I did not see him take up my papers. Not then, not ever. But read them he did, while I was made through a noxious compound to sleep.
Now, I write at his command.
***
At our next meeting, the Doctor looked upon me with a fresh and avid eye. He seemed excited by some new discovery, and wasted barely a moment in discoursing upon it.
"Ah, Hannah," he exclaimed as I entered. "Sit, and listen well. What I tell you now will greatly impact the course of your treatment." I sat apprehensively on the leather couch he indicated. He began at once.

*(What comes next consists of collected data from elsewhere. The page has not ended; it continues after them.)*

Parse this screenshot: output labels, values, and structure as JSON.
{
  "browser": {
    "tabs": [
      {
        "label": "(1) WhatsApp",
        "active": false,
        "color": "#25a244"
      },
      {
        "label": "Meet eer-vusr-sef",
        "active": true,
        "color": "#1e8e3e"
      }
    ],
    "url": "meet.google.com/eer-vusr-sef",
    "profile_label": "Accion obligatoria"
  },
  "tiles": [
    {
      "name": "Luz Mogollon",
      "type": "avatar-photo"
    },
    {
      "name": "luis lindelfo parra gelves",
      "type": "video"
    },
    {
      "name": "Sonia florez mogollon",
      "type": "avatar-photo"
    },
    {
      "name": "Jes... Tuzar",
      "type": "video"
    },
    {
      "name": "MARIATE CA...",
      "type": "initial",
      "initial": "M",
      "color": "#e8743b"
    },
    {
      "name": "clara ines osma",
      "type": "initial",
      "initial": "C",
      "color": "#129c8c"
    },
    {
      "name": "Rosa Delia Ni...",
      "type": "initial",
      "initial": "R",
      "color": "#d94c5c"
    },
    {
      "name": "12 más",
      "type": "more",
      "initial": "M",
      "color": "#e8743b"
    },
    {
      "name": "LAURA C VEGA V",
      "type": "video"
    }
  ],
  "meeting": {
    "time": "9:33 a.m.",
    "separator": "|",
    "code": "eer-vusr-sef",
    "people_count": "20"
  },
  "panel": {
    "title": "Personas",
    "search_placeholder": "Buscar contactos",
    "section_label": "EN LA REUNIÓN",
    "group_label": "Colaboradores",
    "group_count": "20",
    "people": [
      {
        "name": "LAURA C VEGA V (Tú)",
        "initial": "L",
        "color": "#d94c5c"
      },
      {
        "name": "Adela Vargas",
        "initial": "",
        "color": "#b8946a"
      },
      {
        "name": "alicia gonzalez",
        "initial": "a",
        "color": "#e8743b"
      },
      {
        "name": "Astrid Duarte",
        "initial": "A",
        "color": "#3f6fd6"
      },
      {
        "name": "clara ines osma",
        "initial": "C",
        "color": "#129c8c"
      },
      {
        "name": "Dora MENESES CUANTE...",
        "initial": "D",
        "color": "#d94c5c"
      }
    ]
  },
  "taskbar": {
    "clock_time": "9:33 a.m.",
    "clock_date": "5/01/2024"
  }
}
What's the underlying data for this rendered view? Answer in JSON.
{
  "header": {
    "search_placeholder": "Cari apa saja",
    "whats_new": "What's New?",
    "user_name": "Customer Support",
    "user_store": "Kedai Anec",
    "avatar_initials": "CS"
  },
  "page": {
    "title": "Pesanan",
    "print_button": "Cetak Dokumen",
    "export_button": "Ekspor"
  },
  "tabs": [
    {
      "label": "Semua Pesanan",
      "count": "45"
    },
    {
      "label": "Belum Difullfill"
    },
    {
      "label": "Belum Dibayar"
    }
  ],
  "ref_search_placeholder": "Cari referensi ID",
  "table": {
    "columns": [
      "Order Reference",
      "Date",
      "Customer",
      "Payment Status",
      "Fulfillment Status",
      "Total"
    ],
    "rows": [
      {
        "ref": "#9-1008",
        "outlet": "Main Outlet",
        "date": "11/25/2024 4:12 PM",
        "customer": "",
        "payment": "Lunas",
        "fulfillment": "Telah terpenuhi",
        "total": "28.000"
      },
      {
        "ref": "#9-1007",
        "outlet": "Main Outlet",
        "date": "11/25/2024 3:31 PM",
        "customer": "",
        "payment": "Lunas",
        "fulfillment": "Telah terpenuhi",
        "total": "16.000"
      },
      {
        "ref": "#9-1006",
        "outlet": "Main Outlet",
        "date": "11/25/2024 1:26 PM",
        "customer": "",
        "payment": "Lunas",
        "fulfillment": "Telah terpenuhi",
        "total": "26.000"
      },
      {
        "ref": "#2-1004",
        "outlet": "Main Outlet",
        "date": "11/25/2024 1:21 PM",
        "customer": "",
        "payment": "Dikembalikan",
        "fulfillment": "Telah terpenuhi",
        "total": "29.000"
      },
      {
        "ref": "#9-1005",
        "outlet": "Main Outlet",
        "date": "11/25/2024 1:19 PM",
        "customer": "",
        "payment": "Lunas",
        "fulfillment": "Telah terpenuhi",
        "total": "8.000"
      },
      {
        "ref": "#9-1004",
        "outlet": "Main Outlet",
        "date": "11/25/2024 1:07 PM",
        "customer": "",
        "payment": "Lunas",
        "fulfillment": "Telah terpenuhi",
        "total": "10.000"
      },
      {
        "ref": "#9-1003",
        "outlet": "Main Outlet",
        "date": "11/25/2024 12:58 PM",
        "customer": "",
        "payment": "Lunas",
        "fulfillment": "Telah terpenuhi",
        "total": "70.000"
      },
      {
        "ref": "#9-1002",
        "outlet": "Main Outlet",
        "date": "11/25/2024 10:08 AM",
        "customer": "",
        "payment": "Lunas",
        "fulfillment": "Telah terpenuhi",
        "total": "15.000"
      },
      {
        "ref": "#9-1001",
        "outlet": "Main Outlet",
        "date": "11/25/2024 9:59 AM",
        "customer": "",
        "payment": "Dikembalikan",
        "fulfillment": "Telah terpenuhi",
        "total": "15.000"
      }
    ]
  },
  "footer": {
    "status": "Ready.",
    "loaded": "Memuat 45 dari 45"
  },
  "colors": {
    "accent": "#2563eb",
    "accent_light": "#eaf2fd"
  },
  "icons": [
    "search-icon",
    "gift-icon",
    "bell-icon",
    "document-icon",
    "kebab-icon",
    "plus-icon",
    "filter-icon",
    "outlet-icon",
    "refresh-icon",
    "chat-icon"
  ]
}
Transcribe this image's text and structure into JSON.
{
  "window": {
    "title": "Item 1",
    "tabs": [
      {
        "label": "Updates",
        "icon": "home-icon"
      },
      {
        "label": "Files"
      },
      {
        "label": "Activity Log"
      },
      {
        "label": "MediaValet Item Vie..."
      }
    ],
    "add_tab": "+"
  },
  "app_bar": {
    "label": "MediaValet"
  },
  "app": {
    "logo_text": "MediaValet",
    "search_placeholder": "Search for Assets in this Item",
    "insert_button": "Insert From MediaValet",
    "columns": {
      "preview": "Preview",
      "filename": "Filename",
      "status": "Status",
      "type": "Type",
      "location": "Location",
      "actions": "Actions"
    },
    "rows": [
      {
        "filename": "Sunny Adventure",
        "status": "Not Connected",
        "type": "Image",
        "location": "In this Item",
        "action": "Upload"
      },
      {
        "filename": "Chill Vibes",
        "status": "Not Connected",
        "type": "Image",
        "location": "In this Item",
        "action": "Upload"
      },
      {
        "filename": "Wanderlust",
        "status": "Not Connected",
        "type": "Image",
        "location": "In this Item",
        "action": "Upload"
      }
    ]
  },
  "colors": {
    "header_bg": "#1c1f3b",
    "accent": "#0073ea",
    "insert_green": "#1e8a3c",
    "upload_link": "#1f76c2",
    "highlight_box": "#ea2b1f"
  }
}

"To date, I had believed yours to be a simple case of hysterical nymphomania. But now that I read your very interesting confessions-" here I flinched, and here he smiled "--I believe yours to be a more complex and interesting case. Have you heard of the new classifications of Kraft-Ebing?"
I remained silent.
"No, of course you haven't. This good German doctor has collected many fascinating case studies of sexual perversion. It is fortunate that I was able to send for his volume through a dear friend of mine in Heidelberg --for you see, though I am a country doctor, I have my connections throughout the continent."
I plucked at my gown in impatience. The Doctor rapped his desk with his cane.
"This concerns you, so do attend. Among the studies in this volume are cases of women, much like yourself, who find erotic pleasure in pain and humiliation."
"I do not—"
"'I recalled with a strange sort of pleasure the cool of air playing on my back, and the resounding sting of his blows against my flesh,'" he quoted verbatim. A chill went through my belly to hear my words in his voice --a chill, and then a heat.